Baptist has several physicians in its system under contract, and several local physicians have been approached about working with the new hospital.

County voters approved a 1-cent sales tax hike in 2016 to pay for the hospital. The tax will last four five years, and it was projected to raise about $30 million. Collections have been slightly higher than anticipated, and it will likely be closer to $32 million. The rest of the project cost will be covered by Baptist Memorial Health Care, a company that operates 17 healthcare facilities in the Mid-South, including BEA Baptist Memorial Hospital in Jonesboro.

Baptist has a 10-year lease on the new hospital and a 10-year renewal option. It can also buy the hospital after so many years, Wheeless said, but it has to keep the hospital open for a set number of years, or ownership reverts back to the county. Economic developers in West Memphis and nearby Marion have lamented about how hard it is to lure job creators to the area without a viable hospital.

“We don’t want to not have a hospital in the future. … That’s the point of the tax and the work we’ve put in,” he said.

It’s estimated the hospital will see about 25,000 patients each year. Crittenden Regional had 150 patient beds, but there were only 16 patients in the hospital when it closed, Wheeless said. Baptist is taking a slow and cautious approach, and it’s the right way to handle the situation, he said.

The hospital has been designed so it can be expanded.

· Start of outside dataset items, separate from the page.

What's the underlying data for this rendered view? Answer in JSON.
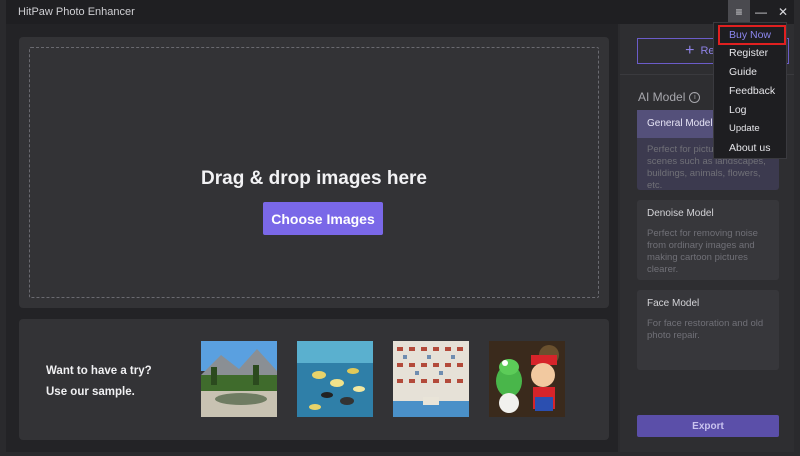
{
  "window": {
    "title": "HitPaw Photo Enhancer"
  },
  "drop_area": {
    "headline": "Drag & drop images here",
    "choose_button": "Choose Images"
  },
  "samples": {
    "line1": "Want to have a try?",
    "line2": "Use our sample."
  },
  "sidebar": {
    "replace_button": "Replace",
    "ai_model_label": "AI Model",
    "models": [
      {
        "title": "General Model",
        "desc": "Perfect for pictures of scenes such as landscapes, buildings, animals, flowers, etc."
      },
      {
        "title": "Denoise Model",
        "desc": "Perfect for removing noise from ordinary images and making cartoon pictures clearer."
      },
      {
        "title": "Face Model",
        "desc": "For face restoration and old photo repair."
      }
    ],
    "export_button": "Export"
  },
  "menu": {
    "items": [
      "Buy Now",
      "Register",
      "Guide",
      "Feedback",
      "Log",
      "Update",
      "About us"
    ],
    "highlighted": "Buy Now"
  },
  "colors": {
    "accent": "#7a68e8",
    "highlight_border": "#e02020"
  }
}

Two major U.S. Highways – 40, and 55 – meet in West Memphis meaning millions of people travel through the region each month. The high traffic could mean more people seeking healthcare, he said. Talks about an industrial “super site” in Marion have begun again, and if jobs are created the healthcare needs within in the county will grow.

“I’m confident within 12 months we will be talking about an expansion at the hospital,” he said.